OSWEGO, N.Y. — NBC Montana news reporter and SUNY Oswego alumna Madison Doner faces a challenge she did not expect — the task of covering a worldwide pandemic, from the couch inside her living room.
As a college student, Donor always wondered what her first major story would be as a professional news reporter.
“You know you always as a reporter think, oh when am I going to cover a big story that you know matters across the country,” Doner said.
That first major story came within the first 10 months of her career.
The 2019 SUNY Oswego graduate just started adjusting to life in Montana when the pandemic hit in March.
“Everyone in my newsroom was like when’s the coronavirus coming to Montana,” Doner said. “And then, it was just like, “it’s here, we’re going on lockdown. You’re working from home.”
The work from home order was issued for Montana in March…and six months later Doner is still conducting interviews, virtually.

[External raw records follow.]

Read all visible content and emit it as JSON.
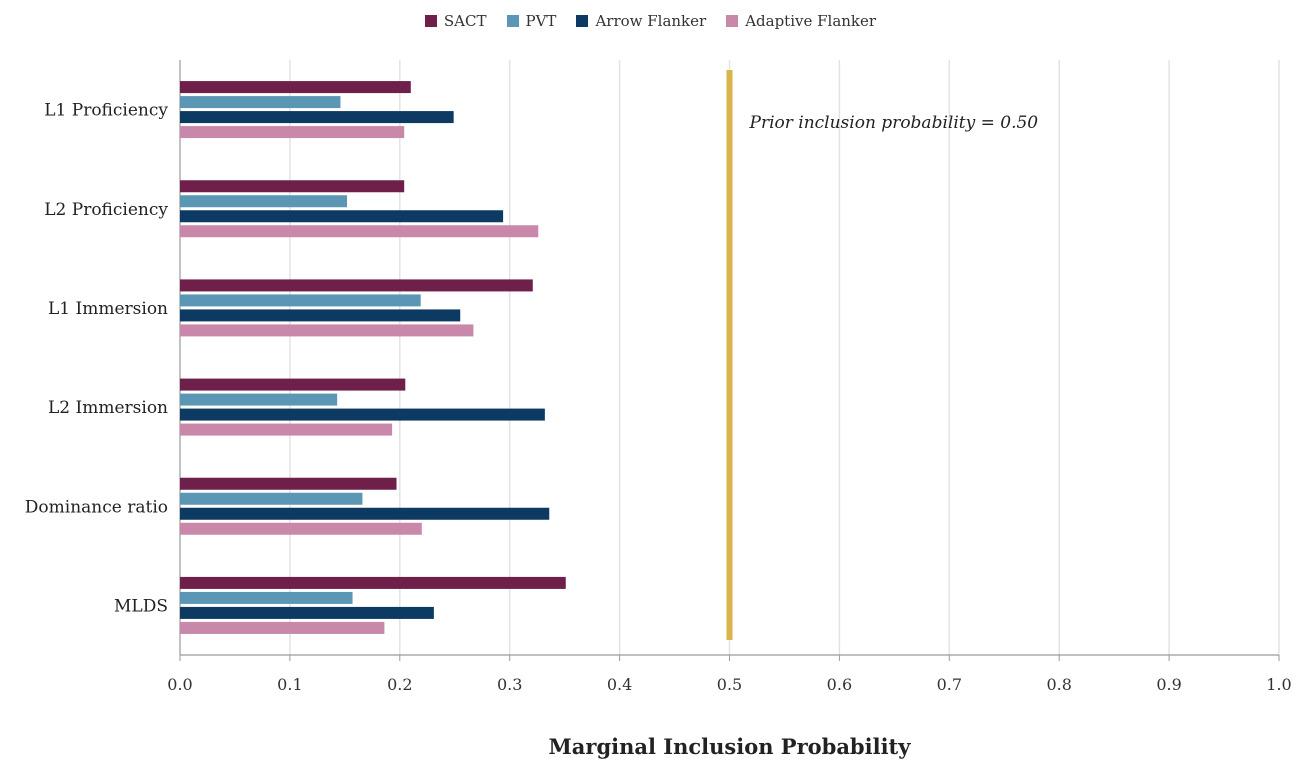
{
  "chart_data": {
    "type": "bar",
    "orientation": "horizontal",
    "categories": [
      "L1 Proficiency",
      "L2 Proficiency",
      "L1 Immersion",
      "L2 Immersion",
      "Dominance ratio",
      "MLDS"
    ],
    "series": [
      {
        "name": "SACT",
        "color": "#6e1f4a",
        "values": [
          0.21,
          0.204,
          0.321,
          0.205,
          0.197,
          0.351
        ]
      },
      {
        "name": "PVT",
        "color": "#5b97b5",
        "values": [
          0.146,
          0.152,
          0.219,
          0.143,
          0.166,
          0.157
        ]
      },
      {
        "name": "Arrow Flanker",
        "color": "#0d3a63",
        "values": [
          0.249,
          0.294,
          0.255,
          0.332,
          0.336,
          0.231
        ]
      },
      {
        "name": "Adaptive Flanker",
        "color": "#c987aa",
        "values": [
          0.204,
          0.326,
          0.267,
          0.193,
          0.22,
          0.186
        ]
      }
    ],
    "xlabel": "Marginal Inclusion Probability",
    "ylabel": "",
    "xlim": [
      0,
      1.0
    ],
    "xticks": [
      "0.0",
      "0.1",
      "0.2",
      "0.3",
      "0.4",
      "0.5",
      "0.6",
      "0.7",
      "0.8",
      "0.9",
      "1.0"
    ],
    "grid": "vertical",
    "legend_position": "top-center",
    "reference_line": {
      "x": 0.5,
      "color": "#d9b44a",
      "label": "Prior inclusion probability = 0.50"
    }
  }
}
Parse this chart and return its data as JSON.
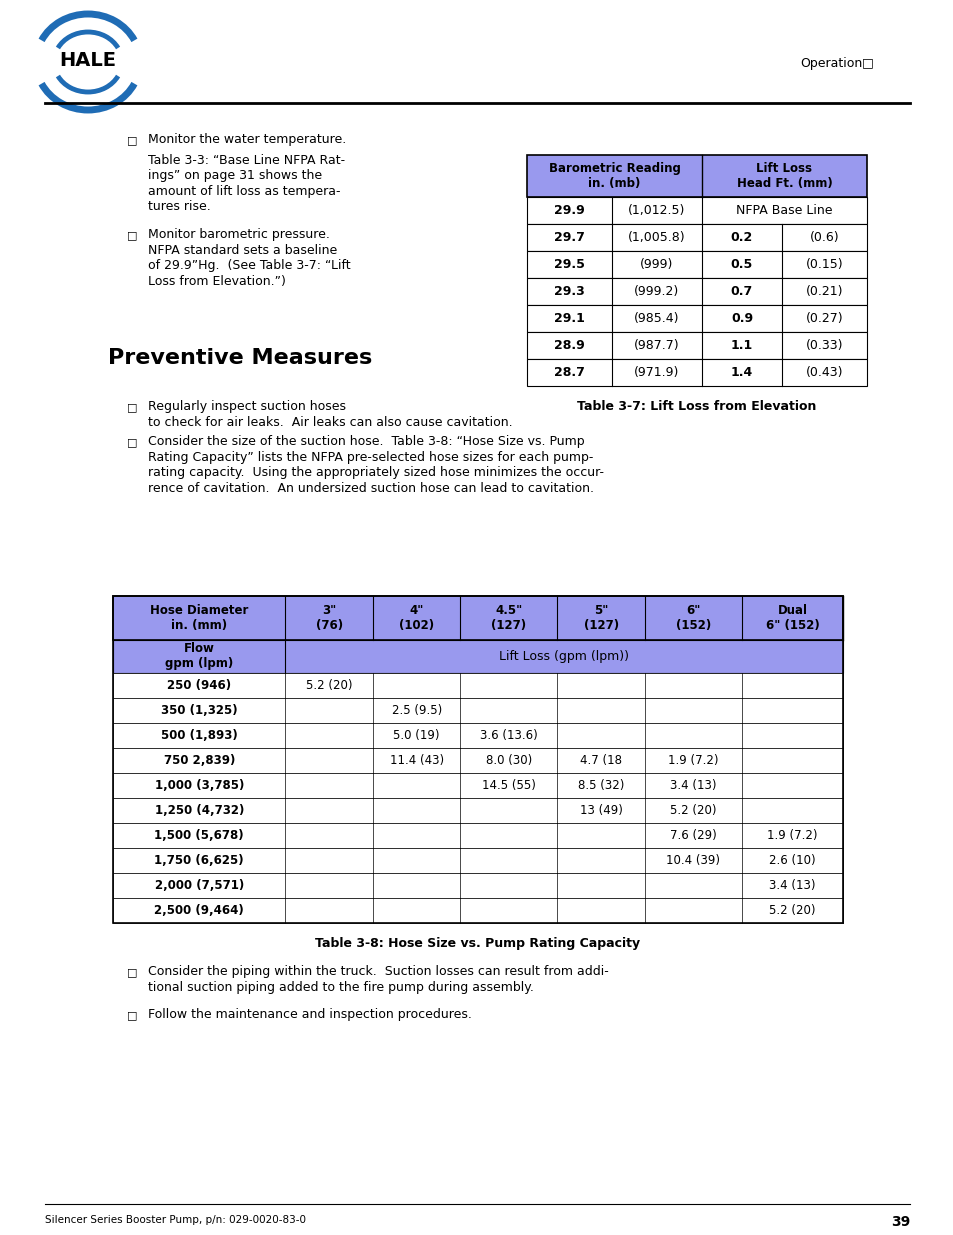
{
  "page_bg": "#ffffff",
  "checkbox_char": "□",
  "bullet1": "Monitor the water temperature.",
  "table37_intro": "Table 3-3: “Base Line NFPA Rat-\nings” on page 31 shows the\namount of lift loss as tempera-\ntures rise.",
  "preventive_title": "Preventive Measures",
  "bullet3": "Regularly inspect suction hoses\nto check for air leaks.  Air leaks can also cause cavitation.",
  "bullet4": "Consider the size of the suction hose.  Table 3-8: “Hose Size vs. Pump\nRating Capacity” lists the NFPA pre-selected hose sizes for each pump-\nrating capacity.  Using the appropriately sized hose minimizes the occur-\nrence of cavitation.  An undersized suction hose can lead to cavitation.",
  "table37_header_bg": "#9999ee",
  "table37_border_color": "#000000",
  "table37_rows": [
    [
      "29.9",
      "(1,012.5)",
      "NFPA Base Line",
      ""
    ],
    [
      "29.7",
      "(1,005.8)",
      "0.2",
      "(0.6)"
    ],
    [
      "29.5",
      "(999)",
      "0.5",
      "(0.15)"
    ],
    [
      "29.3",
      "(999.2)",
      "0.7",
      "(0.21)"
    ],
    [
      "29.1",
      "(985.4)",
      "0.9",
      "(0.27)"
    ],
    [
      "28.9",
      "(987.7)",
      "1.1",
      "(0.33)"
    ],
    [
      "28.7",
      "(971.9)",
      "1.4",
      "(0.43)"
    ]
  ],
  "table37_caption": "Table 3-7: Lift Loss from Elevation",
  "table38_header_bg": "#9999ee",
  "table38_border_color": "#000000",
  "table38_col_headers": [
    [
      "Hose Diameter",
      "in. (mm)"
    ],
    [
      "3\"",
      "(76)"
    ],
    [
      "4\"",
      "(102)"
    ],
    [
      "4.5\"",
      "(127)"
    ],
    [
      "5\"",
      "(127)"
    ],
    [
      "6\"",
      "(152)"
    ],
    [
      "Dual",
      "6\" (152)"
    ]
  ],
  "table38_liftloss_label": "Lift Loss (gpm (lpm))",
  "table38_rows": [
    [
      "250 (946)",
      "5.2 (20)",
      "",
      "",
      "",
      "",
      ""
    ],
    [
      "350 (1,325)",
      "",
      "2.5 (9.5)",
      "",
      "",
      "",
      ""
    ],
    [
      "500 (1,893)",
      "",
      "5.0 (19)",
      "3.6 (13.6)",
      "",
      "",
      ""
    ],
    [
      "750 2,839)",
      "",
      "11.4 (43)",
      "8.0 (30)",
      "4.7 (18",
      "1.9 (7.2)",
      ""
    ],
    [
      "1,000 (3,785)",
      "",
      "",
      "14.5 (55)",
      "8.5 (32)",
      "3.4 (13)",
      ""
    ],
    [
      "1,250 (4,732)",
      "",
      "",
      "",
      "13 (49)",
      "5.2 (20)",
      ""
    ],
    [
      "1,500 (5,678)",
      "",
      "",
      "",
      "",
      "7.6 (29)",
      "1.9 (7.2)"
    ],
    [
      "1,750 (6,625)",
      "",
      "",
      "",
      "",
      "10.4 (39)",
      "2.6 (10)"
    ],
    [
      "2,000 (7,571)",
      "",
      "",
      "",
      "",
      "",
      "3.4 (13)"
    ],
    [
      "2,500 (9,464)",
      "",
      "",
      "",
      "",
      "",
      "5.2 (20)"
    ]
  ],
  "table38_caption": "Table 3-8: Hose Size vs. Pump Rating Capacity",
  "footer_text_left": "Silencer Series Booster Pump, p/n: 029-0020-83-0",
  "footer_page": "39",
  "bullet5": "Consider the piping within the truck.  Suction losses can result from addi-\ntional suction piping added to the fire pump during assembly.",
  "bullet6": "Follow the maintenance and inspection procedures."
}
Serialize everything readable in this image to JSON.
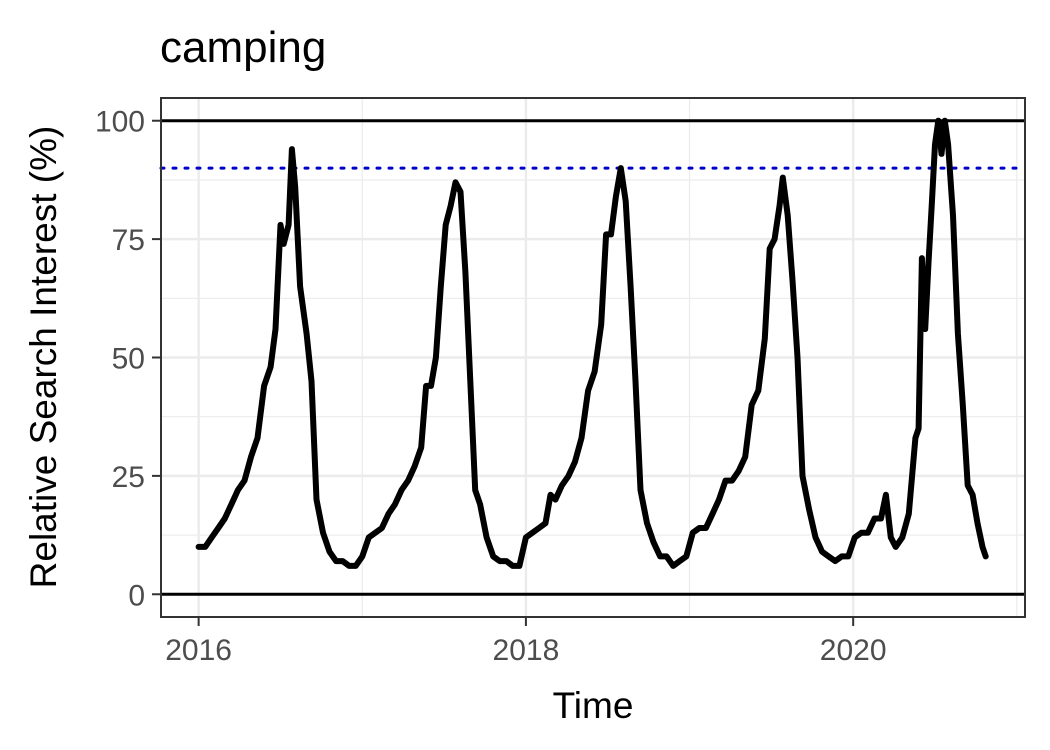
{
  "chart_data": {
    "type": "line",
    "title": "camping",
    "xlabel": "Time",
    "ylabel": "Relative Search Interest (%)",
    "x_ticks": [
      "2016",
      "2018",
      "2020"
    ],
    "y_ticks": [
      "0",
      "25",
      "50",
      "75",
      "100"
    ],
    "xlim": [
      2015.77,
      2021.05
    ],
    "ylim": [
      -4.8,
      104.8
    ],
    "grid": true,
    "reference_lines": [
      {
        "y": 100,
        "style": "solid",
        "color": "#000000"
      },
      {
        "y": 0,
        "style": "solid",
        "color": "#000000"
      },
      {
        "y": 90,
        "style": "dotted",
        "color": "#0000cc"
      }
    ],
    "series": [
      {
        "color": "#000000",
        "points": [
          [
            2016.0,
            10
          ],
          [
            2016.04,
            10
          ],
          [
            2016.08,
            12
          ],
          [
            2016.12,
            14
          ],
          [
            2016.16,
            16
          ],
          [
            2016.2,
            19
          ],
          [
            2016.24,
            22
          ],
          [
            2016.28,
            24
          ],
          [
            2016.32,
            29
          ],
          [
            2016.36,
            33
          ],
          [
            2016.4,
            44
          ],
          [
            2016.44,
            48
          ],
          [
            2016.47,
            56
          ],
          [
            2016.5,
            78
          ],
          [
            2016.52,
            74
          ],
          [
            2016.55,
            78
          ],
          [
            2016.57,
            94
          ],
          [
            2016.59,
            86
          ],
          [
            2016.62,
            65
          ],
          [
            2016.66,
            55
          ],
          [
            2016.69,
            45
          ],
          [
            2016.72,
            20
          ],
          [
            2016.76,
            13
          ],
          [
            2016.8,
            9
          ],
          [
            2016.84,
            7
          ],
          [
            2016.88,
            7
          ],
          [
            2016.92,
            6
          ],
          [
            2016.96,
            6
          ],
          [
            2017.0,
            8
          ],
          [
            2017.04,
            12
          ],
          [
            2017.08,
            13
          ],
          [
            2017.12,
            14
          ],
          [
            2017.16,
            17
          ],
          [
            2017.2,
            19
          ],
          [
            2017.24,
            22
          ],
          [
            2017.28,
            24
          ],
          [
            2017.32,
            27
          ],
          [
            2017.36,
            31
          ],
          [
            2017.39,
            44
          ],
          [
            2017.42,
            44
          ],
          [
            2017.45,
            50
          ],
          [
            2017.48,
            65
          ],
          [
            2017.51,
            78
          ],
          [
            2017.54,
            82
          ],
          [
            2017.57,
            87
          ],
          [
            2017.6,
            85
          ],
          [
            2017.63,
            68
          ],
          [
            2017.66,
            45
          ],
          [
            2017.69,
            22
          ],
          [
            2017.72,
            19
          ],
          [
            2017.76,
            12
          ],
          [
            2017.8,
            8
          ],
          [
            2017.84,
            7
          ],
          [
            2017.88,
            7
          ],
          [
            2017.92,
            6
          ],
          [
            2017.96,
            6
          ],
          [
            2018.0,
            12
          ],
          [
            2018.04,
            13
          ],
          [
            2018.08,
            14
          ],
          [
            2018.12,
            15
          ],
          [
            2018.15,
            21
          ],
          [
            2018.18,
            20
          ],
          [
            2018.22,
            23
          ],
          [
            2018.26,
            25
          ],
          [
            2018.3,
            28
          ],
          [
            2018.34,
            33
          ],
          [
            2018.38,
            43
          ],
          [
            2018.42,
            47
          ],
          [
            2018.46,
            57
          ],
          [
            2018.49,
            76
          ],
          [
            2018.52,
            76
          ],
          [
            2018.55,
            84
          ],
          [
            2018.58,
            90
          ],
          [
            2018.61,
            83
          ],
          [
            2018.64,
            65
          ],
          [
            2018.67,
            45
          ],
          [
            2018.7,
            22
          ],
          [
            2018.74,
            15
          ],
          [
            2018.78,
            11
          ],
          [
            2018.82,
            8
          ],
          [
            2018.86,
            8
          ],
          [
            2018.9,
            6
          ],
          [
            2018.94,
            7
          ],
          [
            2018.98,
            8
          ],
          [
            2019.02,
            13
          ],
          [
            2019.06,
            14
          ],
          [
            2019.1,
            14
          ],
          [
            2019.14,
            17
          ],
          [
            2019.18,
            20
          ],
          [
            2019.22,
            24
          ],
          [
            2019.26,
            24
          ],
          [
            2019.3,
            26
          ],
          [
            2019.34,
            29
          ],
          [
            2019.38,
            40
          ],
          [
            2019.42,
            43
          ],
          [
            2019.46,
            54
          ],
          [
            2019.49,
            73
          ],
          [
            2019.52,
            75
          ],
          [
            2019.55,
            82
          ],
          [
            2019.57,
            88
          ],
          [
            2019.6,
            80
          ],
          [
            2019.63,
            66
          ],
          [
            2019.66,
            50
          ],
          [
            2019.69,
            25
          ],
          [
            2019.73,
            18
          ],
          [
            2019.77,
            12
          ],
          [
            2019.81,
            9
          ],
          [
            2019.85,
            8
          ],
          [
            2019.89,
            7
          ],
          [
            2019.93,
            8
          ],
          [
            2019.97,
            8
          ],
          [
            2020.01,
            12
          ],
          [
            2020.05,
            13
          ],
          [
            2020.09,
            13
          ],
          [
            2020.13,
            16
          ],
          [
            2020.17,
            16
          ],
          [
            2020.2,
            21
          ],
          [
            2020.23,
            12
          ],
          [
            2020.26,
            10
          ],
          [
            2020.3,
            12
          ],
          [
            2020.34,
            17
          ],
          [
            2020.38,
            33
          ],
          [
            2020.4,
            35
          ],
          [
            2020.42,
            71
          ],
          [
            2020.44,
            56
          ],
          [
            2020.46,
            70
          ],
          [
            2020.48,
            82
          ],
          [
            2020.5,
            95
          ],
          [
            2020.52,
            100
          ],
          [
            2020.54,
            93
          ],
          [
            2020.56,
            100
          ],
          [
            2020.58,
            95
          ],
          [
            2020.61,
            80
          ],
          [
            2020.64,
            55
          ],
          [
            2020.67,
            40
          ],
          [
            2020.7,
            23
          ],
          [
            2020.73,
            21
          ],
          [
            2020.76,
            15
          ],
          [
            2020.79,
            10
          ],
          [
            2020.81,
            8
          ]
        ]
      }
    ]
  }
}
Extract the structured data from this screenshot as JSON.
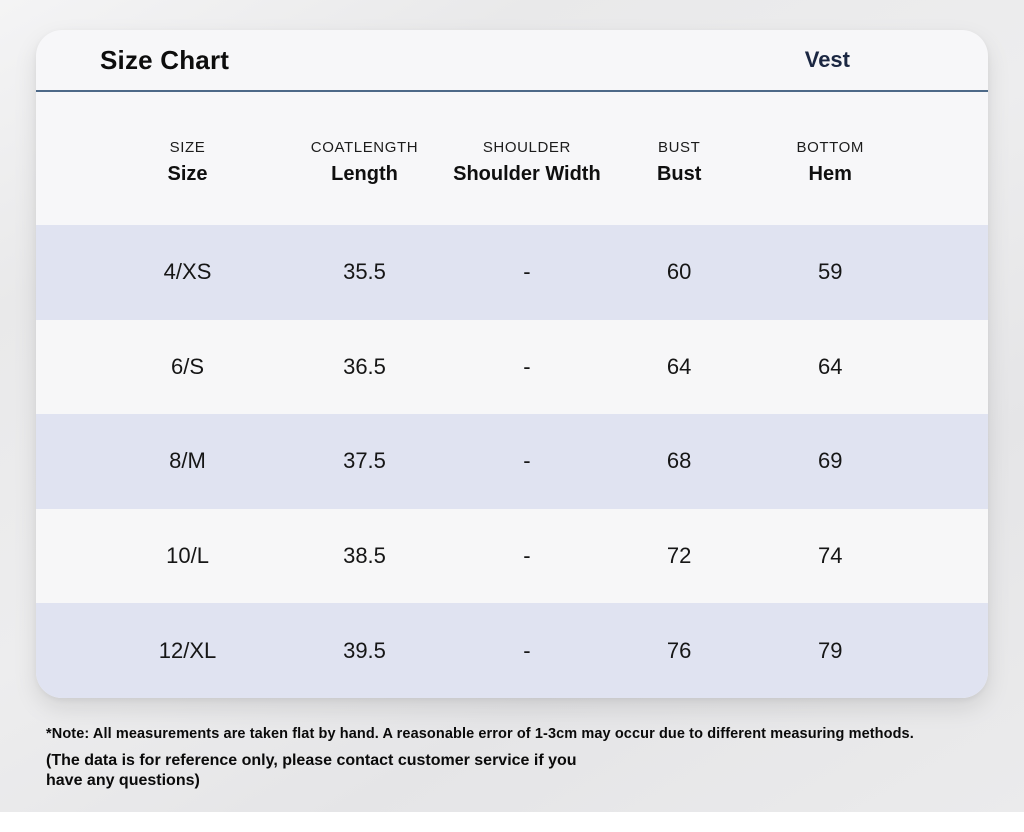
{
  "header": {
    "title": "Size Chart",
    "product": "Vest"
  },
  "chart_data": {
    "type": "table",
    "title": "Size Chart",
    "subtitle": "Vest",
    "columns": [
      {
        "top": "SIZE",
        "main": "Size"
      },
      {
        "top": "COATLENGTH",
        "main": "Length"
      },
      {
        "top": "SHOULDER",
        "main": "Shoulder Width"
      },
      {
        "top": "BUST",
        "main": "Bust"
      },
      {
        "top": "BOTTOM",
        "main": "Hem"
      }
    ],
    "rows": [
      [
        "4/XS",
        "35.5",
        "-",
        "60",
        "59"
      ],
      [
        "6/S",
        "36.5",
        "-",
        "64",
        "64"
      ],
      [
        "8/M",
        "37.5",
        "-",
        "68",
        "69"
      ],
      [
        "10/L",
        "38.5",
        "-",
        "72",
        "74"
      ],
      [
        "12/XL",
        "39.5",
        "-",
        "76",
        "79"
      ]
    ]
  },
  "notes": {
    "line1": "*Note: All measurements are taken flat by hand. A reasonable error of 1-3cm may occur due to different measuring methods.",
    "line2": "(The data is for reference only, please contact customer service if you",
    "line3": "have any questions)"
  },
  "colors": {
    "divider": "#4d6988",
    "row_alt": "#e0e3f1",
    "row_base": "#f7f7f8",
    "card_bg": "#f7f7f9",
    "page_bg": "#e9e9ea",
    "product_text": "#1b2742",
    "text": "#161616"
  }
}
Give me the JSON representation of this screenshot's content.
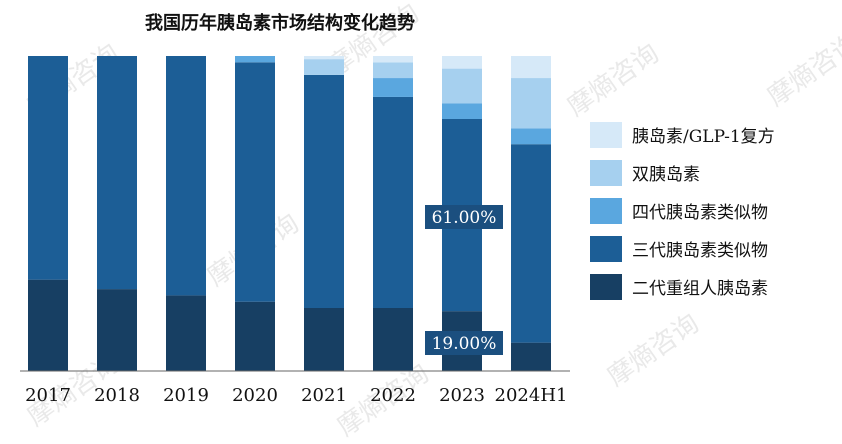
{
  "watermark": "摩熵咨询",
  "chart_data": {
    "type": "bar",
    "stacked": true,
    "percent": true,
    "title": "我国历年胰岛素市场结构变化趋势",
    "xlabel": "",
    "ylabel": "",
    "ylim": [
      0,
      100
    ],
    "grid": false,
    "legend_position": "right",
    "categories": [
      "2017",
      "2018",
      "2019",
      "2020",
      "2021",
      "2022",
      "2023",
      "2024H1"
    ],
    "series": [
      {
        "name": "二代重组人胰岛素",
        "color": "#173f63",
        "values": [
          29,
          26,
          24,
          22,
          20,
          20,
          19,
          9
        ]
      },
      {
        "name": "三代胰岛素类似物",
        "color": "#1c5e96",
        "values": [
          71,
          74,
          76,
          76,
          74,
          67,
          61,
          63
        ]
      },
      {
        "name": "四代胰岛素类似物",
        "color": "#5aa7df",
        "values": [
          0,
          0,
          0,
          2,
          0,
          6,
          5,
          5
        ]
      },
      {
        "name": "双胰岛素",
        "color": "#a6d0ef",
        "values": [
          0,
          0,
          0,
          0,
          5,
          5,
          11,
          16
        ]
      },
      {
        "name": "胰岛素/GLP-1复方",
        "color": "#d6e9f8",
        "values": [
          0,
          0,
          0,
          0,
          1,
          2,
          4,
          7
        ]
      }
    ],
    "data_labels": [
      {
        "category": "2023",
        "series": "三代胰岛素类似物",
        "text": "61.00%"
      },
      {
        "category": "2023",
        "series": "二代重组人胰岛素",
        "text": "19.00%"
      }
    ]
  }
}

Doner says that working from home in a small news market is difficult, especially with a lack of resources. Up until last week, she was sharing a laptop with another reporter at her station, on a similar deadline.
Madison is constantly facing new challenges. The television in her home works as a temporary backdrop, and now she is able to shoot news live from her smartphone. These techniques are methods that she’s never had to do before, but she says that the lessons this pandemic taught her will help her to become more successful in her career.
“Honestly, I’m thankful for it, because it taught me how to be a better journalist, how to think on my feet more, how to easily adapt,” Doner said.
Madison plans to take the tools she’s learned with her to her next job, she says that because of the coronavirus she is ultimately a better reporter today than the one she was six months ago.